CXMT was added to the U.S. Entity List, restricting American companies from transacting with it without a license. Apple's application for that license signals the company faces a supply constraint serious enough to pursue a politically sensitive workaround. The FT did not report the timeline or probability of approval.
Separately, Bloomberg reported that Germany's carmakers face a next round of cutbacks, the latest development in a contraction of the country's automotive sector that has been running for multiple quarters. Porsche (PAH3.DE) plans to shift Cayenne production to its Leipzig facility, according to FAZ, as cited by Bloomberg, a move consistent with ongoing restructuring across the VW group ecosystem.
In China, government advisers are calling for policy intervention to address a two-speed economy, Bloomberg reported, with industrial overcapacity in low-margin manufacturing coexisting with a services and consumption recovery that has not offset the production-side drag.
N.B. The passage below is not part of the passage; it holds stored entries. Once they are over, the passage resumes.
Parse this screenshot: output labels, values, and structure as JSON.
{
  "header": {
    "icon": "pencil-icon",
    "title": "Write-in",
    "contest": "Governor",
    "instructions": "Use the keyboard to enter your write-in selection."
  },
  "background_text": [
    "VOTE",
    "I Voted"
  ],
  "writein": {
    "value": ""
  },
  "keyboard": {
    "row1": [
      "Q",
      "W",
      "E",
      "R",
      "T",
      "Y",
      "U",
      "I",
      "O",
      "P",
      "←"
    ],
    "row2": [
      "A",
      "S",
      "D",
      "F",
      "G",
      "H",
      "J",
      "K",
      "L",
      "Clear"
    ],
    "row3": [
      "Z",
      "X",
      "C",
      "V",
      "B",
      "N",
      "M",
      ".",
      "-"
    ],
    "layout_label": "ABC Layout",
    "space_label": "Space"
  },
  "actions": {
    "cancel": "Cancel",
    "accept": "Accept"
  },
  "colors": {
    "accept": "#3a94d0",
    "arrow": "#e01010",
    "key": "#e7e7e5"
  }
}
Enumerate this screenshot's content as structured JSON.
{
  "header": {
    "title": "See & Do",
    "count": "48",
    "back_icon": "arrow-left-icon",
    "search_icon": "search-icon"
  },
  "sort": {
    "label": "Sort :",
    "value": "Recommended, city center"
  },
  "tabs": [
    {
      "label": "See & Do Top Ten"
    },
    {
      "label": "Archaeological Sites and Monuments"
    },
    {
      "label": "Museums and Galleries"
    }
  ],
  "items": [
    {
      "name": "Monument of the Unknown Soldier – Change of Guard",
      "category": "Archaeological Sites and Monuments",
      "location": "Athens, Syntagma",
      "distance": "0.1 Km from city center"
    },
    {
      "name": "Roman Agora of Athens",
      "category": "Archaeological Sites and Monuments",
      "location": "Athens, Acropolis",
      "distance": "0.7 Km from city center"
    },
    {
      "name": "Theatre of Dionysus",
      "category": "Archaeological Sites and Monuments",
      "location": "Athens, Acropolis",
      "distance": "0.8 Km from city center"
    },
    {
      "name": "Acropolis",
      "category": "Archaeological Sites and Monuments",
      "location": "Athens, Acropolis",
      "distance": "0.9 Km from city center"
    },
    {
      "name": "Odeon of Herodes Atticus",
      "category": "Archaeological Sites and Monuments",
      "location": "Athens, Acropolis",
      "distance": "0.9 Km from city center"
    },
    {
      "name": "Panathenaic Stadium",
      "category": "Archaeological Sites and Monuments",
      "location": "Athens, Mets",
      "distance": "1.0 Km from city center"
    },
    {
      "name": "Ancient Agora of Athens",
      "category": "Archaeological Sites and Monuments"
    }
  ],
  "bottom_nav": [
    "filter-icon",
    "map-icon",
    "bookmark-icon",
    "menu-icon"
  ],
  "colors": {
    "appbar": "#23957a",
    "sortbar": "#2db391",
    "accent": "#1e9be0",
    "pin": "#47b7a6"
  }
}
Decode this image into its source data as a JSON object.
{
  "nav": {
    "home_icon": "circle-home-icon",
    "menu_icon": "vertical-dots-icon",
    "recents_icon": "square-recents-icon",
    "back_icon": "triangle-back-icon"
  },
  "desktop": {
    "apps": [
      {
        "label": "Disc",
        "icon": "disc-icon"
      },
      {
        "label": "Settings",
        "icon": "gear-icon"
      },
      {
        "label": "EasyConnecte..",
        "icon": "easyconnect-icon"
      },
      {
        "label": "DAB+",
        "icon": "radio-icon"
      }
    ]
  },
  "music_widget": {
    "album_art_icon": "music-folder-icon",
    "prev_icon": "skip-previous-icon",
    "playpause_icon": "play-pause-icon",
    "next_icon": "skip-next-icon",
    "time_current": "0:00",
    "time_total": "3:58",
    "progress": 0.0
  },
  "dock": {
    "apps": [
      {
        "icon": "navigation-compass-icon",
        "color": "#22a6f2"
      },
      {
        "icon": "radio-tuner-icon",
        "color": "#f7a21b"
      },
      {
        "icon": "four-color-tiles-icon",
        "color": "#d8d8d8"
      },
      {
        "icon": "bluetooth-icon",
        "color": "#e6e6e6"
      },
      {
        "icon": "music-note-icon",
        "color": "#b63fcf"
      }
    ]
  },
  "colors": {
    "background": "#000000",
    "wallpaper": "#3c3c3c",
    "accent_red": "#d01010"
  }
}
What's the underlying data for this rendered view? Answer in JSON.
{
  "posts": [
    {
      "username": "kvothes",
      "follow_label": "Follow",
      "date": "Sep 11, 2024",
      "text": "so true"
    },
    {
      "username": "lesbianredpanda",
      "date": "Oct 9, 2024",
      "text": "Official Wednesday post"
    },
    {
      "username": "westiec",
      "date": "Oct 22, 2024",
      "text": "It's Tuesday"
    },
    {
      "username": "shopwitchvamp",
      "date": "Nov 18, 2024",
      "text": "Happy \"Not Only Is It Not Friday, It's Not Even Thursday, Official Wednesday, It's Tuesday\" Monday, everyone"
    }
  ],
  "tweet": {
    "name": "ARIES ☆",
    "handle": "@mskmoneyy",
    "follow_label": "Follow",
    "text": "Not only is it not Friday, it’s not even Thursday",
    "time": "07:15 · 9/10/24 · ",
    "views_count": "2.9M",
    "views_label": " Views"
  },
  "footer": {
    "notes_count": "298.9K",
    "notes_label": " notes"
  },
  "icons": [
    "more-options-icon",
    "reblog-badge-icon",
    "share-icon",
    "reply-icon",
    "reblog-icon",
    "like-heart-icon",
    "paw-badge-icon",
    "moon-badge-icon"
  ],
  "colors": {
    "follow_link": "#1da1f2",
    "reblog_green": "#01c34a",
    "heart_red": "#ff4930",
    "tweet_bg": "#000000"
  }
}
The advisory signals have not yet been accompanied by specific fiscal measures.
On AI infrastructure, U.S. authorities have asked OpenAI to restrict access to ChatGPT-5.6 to approved partners, according to a report cited by LEADERSHIP Newspapers via Google News. The restriction, if implemented, would formalize a tiered access model for frontier AI systems, limiting commercial distribution outside vetted channels.
Lenovo Group's CFO, in an interview with Bloomberg, described the current environment as one of strategic capital allocation during a major technology investment cycle, without providing specific forward guidance on capex.
Iran and the U.S. continued to trade accusations of ceasefire violations following the Hormuz-related strikes reported in prior dispatches, according to Bloomberg. No new military action was confirmed in this cycle's reporting window.